So many people I’ve met in California have vacationed in the Pacific Northwest. Aside from a trip to Seattle with Ben to look at UW when he was applying for college, I was not one of them. So when my friend Brigitte heard I was moving to Olympia she said, “oh, Hood Canal!” like I should know. But since then I have tried to learn some local geography and Hood Canal is not far, and it’s supposed to be a kayaker’s paradise.

So Andrew and I set off this week, with the tandem inflatable kayak, to explore Hood Canal, an easy 45 min. drive. And ended up, after a lunch of local fried oyster sandwich, at Lake Cushman. We were not disappointed. 

Lake Cushman at the foot of the Olympics

The water was crystal clear and the breeze significant enough to be cooling but also to create some wave motion to keep the paddlers busy!

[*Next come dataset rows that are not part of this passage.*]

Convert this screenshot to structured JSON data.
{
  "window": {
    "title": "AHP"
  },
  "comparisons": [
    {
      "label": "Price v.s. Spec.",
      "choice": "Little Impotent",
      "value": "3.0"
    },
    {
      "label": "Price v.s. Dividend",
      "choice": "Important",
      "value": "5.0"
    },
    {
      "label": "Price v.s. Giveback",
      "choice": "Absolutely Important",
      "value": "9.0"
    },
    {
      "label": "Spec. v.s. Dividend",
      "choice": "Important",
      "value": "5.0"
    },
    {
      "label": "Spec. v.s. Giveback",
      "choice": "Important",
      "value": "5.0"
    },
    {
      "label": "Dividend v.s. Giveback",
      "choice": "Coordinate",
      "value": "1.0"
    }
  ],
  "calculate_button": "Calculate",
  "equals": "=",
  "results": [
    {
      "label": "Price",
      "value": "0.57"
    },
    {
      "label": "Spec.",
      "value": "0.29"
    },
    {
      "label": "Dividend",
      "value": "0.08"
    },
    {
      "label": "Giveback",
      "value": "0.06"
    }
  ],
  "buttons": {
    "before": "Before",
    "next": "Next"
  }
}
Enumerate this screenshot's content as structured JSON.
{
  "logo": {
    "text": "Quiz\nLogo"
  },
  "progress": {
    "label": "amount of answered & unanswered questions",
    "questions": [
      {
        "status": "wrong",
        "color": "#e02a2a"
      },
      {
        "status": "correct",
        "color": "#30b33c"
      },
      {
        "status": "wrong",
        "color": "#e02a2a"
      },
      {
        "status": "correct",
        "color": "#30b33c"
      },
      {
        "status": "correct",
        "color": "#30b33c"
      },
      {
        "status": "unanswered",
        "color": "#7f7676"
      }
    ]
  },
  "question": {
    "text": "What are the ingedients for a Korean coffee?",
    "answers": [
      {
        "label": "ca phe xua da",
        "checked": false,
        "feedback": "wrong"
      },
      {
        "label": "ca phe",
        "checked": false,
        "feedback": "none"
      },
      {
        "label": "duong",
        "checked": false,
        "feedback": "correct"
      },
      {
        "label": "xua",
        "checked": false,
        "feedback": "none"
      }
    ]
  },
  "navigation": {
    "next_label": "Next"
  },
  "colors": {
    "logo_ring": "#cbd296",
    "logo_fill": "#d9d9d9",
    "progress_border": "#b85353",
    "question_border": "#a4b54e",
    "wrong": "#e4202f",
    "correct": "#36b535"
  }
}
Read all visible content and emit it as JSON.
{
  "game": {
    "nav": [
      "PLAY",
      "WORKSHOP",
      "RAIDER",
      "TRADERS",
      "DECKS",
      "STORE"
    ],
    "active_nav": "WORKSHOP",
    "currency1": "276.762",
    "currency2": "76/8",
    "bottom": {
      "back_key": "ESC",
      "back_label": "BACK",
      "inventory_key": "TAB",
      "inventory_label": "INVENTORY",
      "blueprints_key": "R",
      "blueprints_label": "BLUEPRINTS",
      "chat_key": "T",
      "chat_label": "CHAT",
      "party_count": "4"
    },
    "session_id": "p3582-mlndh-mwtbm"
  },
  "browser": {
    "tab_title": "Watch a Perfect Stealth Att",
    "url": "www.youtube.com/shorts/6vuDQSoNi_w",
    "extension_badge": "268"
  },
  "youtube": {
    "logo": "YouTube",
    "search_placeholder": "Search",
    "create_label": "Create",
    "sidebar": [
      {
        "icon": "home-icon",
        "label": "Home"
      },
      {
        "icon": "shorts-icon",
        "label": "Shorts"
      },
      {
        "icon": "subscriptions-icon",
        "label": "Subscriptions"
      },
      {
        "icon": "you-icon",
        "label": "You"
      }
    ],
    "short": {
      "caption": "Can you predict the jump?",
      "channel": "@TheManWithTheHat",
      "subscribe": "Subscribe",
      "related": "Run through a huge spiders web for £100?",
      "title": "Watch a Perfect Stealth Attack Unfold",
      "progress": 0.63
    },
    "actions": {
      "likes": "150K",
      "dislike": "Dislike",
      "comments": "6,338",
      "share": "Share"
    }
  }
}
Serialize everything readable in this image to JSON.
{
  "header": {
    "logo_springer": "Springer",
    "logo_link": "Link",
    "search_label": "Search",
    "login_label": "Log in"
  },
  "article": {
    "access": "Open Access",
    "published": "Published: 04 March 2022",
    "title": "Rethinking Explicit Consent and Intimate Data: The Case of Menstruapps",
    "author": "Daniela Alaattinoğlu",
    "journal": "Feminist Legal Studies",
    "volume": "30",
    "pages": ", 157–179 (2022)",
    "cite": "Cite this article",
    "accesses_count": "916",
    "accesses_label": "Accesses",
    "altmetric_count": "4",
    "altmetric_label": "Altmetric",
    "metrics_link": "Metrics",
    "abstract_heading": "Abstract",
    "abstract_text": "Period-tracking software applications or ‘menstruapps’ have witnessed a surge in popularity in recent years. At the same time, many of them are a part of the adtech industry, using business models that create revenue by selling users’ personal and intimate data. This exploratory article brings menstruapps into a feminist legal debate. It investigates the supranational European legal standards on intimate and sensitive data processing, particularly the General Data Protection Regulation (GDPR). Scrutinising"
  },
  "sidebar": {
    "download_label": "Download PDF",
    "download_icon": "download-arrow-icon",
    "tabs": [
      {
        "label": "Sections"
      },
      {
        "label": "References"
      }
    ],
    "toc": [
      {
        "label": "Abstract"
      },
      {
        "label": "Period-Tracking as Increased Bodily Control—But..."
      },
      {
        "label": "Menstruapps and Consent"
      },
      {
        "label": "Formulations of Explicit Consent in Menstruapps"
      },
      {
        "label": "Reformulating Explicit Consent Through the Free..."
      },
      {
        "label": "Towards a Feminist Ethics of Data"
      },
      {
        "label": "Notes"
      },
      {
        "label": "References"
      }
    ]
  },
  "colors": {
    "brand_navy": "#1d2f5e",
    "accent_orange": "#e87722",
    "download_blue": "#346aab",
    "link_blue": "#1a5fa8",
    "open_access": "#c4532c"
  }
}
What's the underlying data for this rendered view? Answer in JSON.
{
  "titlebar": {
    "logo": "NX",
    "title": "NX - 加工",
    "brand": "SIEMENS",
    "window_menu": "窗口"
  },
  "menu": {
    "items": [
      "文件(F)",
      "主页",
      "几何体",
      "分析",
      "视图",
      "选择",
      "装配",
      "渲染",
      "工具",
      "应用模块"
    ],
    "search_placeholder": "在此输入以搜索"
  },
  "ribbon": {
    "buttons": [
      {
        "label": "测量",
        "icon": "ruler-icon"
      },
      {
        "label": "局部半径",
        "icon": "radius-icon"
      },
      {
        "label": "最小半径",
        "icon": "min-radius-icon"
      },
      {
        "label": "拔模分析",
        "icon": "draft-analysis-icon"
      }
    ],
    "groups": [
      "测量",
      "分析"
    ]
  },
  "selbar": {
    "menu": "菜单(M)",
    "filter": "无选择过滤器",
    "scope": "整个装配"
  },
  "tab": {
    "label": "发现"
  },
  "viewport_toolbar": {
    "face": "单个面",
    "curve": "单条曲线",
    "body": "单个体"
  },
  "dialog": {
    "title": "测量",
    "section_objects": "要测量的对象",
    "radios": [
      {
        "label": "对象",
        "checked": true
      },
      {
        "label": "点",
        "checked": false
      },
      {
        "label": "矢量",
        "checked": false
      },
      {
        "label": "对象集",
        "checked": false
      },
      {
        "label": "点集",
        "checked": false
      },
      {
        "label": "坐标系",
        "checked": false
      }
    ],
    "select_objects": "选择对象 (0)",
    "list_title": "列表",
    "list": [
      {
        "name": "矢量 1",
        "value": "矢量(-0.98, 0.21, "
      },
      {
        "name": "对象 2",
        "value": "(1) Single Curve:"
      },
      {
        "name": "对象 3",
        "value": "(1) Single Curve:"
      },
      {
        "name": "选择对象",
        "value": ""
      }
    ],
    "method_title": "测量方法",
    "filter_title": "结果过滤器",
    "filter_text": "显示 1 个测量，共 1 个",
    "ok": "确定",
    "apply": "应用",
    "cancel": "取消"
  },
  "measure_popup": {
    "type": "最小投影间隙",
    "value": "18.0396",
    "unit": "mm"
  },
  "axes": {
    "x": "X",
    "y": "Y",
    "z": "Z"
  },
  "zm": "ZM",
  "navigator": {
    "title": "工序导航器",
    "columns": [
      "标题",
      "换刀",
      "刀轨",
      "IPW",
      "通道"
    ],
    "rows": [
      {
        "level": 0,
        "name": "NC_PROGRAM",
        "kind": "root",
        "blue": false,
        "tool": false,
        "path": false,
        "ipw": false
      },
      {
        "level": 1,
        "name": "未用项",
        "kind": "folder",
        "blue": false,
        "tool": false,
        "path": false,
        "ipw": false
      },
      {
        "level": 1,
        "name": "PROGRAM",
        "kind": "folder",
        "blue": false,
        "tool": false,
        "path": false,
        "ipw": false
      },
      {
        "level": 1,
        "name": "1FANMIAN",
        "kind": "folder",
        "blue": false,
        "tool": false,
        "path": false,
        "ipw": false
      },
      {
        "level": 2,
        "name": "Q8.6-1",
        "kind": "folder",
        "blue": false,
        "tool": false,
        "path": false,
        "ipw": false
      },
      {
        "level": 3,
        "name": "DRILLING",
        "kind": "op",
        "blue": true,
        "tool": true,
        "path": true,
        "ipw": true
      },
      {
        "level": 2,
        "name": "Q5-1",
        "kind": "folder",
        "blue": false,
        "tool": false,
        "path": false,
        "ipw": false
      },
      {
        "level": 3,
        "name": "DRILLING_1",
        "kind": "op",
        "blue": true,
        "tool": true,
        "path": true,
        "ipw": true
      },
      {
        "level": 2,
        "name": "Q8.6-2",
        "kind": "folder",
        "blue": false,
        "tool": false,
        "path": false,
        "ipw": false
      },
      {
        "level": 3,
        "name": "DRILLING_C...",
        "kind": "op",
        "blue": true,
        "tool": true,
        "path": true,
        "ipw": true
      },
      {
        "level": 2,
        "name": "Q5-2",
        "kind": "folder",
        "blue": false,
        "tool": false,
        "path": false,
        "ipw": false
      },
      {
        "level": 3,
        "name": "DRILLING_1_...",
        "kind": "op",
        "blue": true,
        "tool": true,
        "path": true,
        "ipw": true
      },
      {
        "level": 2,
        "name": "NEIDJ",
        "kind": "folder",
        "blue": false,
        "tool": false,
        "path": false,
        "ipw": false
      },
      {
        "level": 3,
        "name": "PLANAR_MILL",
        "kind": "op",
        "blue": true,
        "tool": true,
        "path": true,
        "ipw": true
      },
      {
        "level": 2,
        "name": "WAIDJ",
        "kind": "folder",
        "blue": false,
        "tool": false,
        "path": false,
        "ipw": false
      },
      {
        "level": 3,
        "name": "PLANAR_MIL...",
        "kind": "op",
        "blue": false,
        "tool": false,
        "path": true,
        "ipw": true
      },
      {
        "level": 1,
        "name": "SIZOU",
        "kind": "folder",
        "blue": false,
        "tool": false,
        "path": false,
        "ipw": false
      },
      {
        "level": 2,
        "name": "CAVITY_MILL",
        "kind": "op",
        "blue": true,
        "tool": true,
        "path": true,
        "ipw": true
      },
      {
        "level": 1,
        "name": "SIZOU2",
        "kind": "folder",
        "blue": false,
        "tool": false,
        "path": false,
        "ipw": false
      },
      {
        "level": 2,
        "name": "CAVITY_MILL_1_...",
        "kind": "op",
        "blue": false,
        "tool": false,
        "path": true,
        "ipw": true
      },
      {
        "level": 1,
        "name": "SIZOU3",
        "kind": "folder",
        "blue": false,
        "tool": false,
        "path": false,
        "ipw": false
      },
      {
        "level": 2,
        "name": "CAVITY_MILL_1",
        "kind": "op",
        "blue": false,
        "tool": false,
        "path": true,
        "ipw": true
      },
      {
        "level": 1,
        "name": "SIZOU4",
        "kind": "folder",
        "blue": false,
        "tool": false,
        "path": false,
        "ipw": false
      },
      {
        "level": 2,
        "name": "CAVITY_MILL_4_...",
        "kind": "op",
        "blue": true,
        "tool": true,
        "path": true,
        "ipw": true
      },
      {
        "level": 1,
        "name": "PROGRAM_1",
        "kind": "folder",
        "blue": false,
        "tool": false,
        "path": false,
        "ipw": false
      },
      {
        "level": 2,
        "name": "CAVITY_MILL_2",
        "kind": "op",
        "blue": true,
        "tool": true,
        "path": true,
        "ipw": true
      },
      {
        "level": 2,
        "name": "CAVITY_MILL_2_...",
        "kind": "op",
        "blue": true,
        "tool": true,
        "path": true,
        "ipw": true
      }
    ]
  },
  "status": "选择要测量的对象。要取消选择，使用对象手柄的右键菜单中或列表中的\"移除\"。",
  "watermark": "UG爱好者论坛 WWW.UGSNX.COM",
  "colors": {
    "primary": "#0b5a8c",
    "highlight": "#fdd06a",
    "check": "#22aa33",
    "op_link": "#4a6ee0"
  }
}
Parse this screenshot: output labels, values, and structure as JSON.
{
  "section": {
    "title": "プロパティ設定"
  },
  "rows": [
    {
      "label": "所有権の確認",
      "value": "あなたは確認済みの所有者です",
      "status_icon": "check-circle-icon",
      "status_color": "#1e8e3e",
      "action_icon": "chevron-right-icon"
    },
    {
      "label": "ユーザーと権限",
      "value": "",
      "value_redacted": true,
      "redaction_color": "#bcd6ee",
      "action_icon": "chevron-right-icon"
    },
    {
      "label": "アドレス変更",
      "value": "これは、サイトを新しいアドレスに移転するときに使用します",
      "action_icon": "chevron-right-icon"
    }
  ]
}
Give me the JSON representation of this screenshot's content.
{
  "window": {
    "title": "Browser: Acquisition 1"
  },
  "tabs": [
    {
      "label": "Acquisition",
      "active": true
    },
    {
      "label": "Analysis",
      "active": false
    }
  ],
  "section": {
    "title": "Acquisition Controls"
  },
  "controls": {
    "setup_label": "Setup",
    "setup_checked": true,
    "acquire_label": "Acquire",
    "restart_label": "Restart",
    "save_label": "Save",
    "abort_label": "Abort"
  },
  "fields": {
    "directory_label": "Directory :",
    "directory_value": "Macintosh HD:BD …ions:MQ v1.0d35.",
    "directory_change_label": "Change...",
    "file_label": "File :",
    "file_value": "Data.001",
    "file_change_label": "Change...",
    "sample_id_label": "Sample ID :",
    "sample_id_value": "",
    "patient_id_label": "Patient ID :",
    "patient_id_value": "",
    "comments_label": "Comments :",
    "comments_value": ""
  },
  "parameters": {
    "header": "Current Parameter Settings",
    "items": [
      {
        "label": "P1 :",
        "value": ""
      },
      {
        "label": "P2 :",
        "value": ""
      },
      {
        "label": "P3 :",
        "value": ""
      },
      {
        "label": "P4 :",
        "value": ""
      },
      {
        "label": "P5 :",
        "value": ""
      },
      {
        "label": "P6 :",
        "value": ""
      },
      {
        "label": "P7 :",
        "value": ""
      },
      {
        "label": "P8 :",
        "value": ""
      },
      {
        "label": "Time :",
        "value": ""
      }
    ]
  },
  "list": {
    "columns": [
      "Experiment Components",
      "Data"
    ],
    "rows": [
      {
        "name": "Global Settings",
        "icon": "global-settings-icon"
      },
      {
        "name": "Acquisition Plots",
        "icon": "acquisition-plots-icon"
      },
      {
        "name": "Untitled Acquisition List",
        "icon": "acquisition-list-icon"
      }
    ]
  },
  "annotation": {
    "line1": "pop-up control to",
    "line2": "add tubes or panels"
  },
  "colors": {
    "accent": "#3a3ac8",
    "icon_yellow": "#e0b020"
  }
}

We were right at the foot of the Olympic mountain range, Mount Ellinor straight ahead! We ventured up a narrow inlet, through a narrow tunnel and into an enchanted grotto. Hood Canal another time! There’s always another body of water to explore in this neck of the woods.

Still playing around with gouache portraits on toned paper. 

There’s still so little time for art-ing these days, which seem taken up with chores related to getting our new home organized and outfitted. Yes, there’s time for exploring, for meeting some really nice neighbors, but there’s so many things to fix or figure out. Like that loud hiss that comes from the direction of the water heater, or the door that locked me into the room and I didn’t have my cell phone and my pleas for help went unheard (for 20 minutes)!

Crazy stuff. It’s fixed now, but there’s always the next thing. I guess houses have to get used to us as much as we have to get used to them. 

And I think I need some new clothes. Andrew says my boat hat is not very cool and somehow the color seems all wrong here. I mean lavender? Really? Gray maybe, or khaki, or dull green, but not lavender.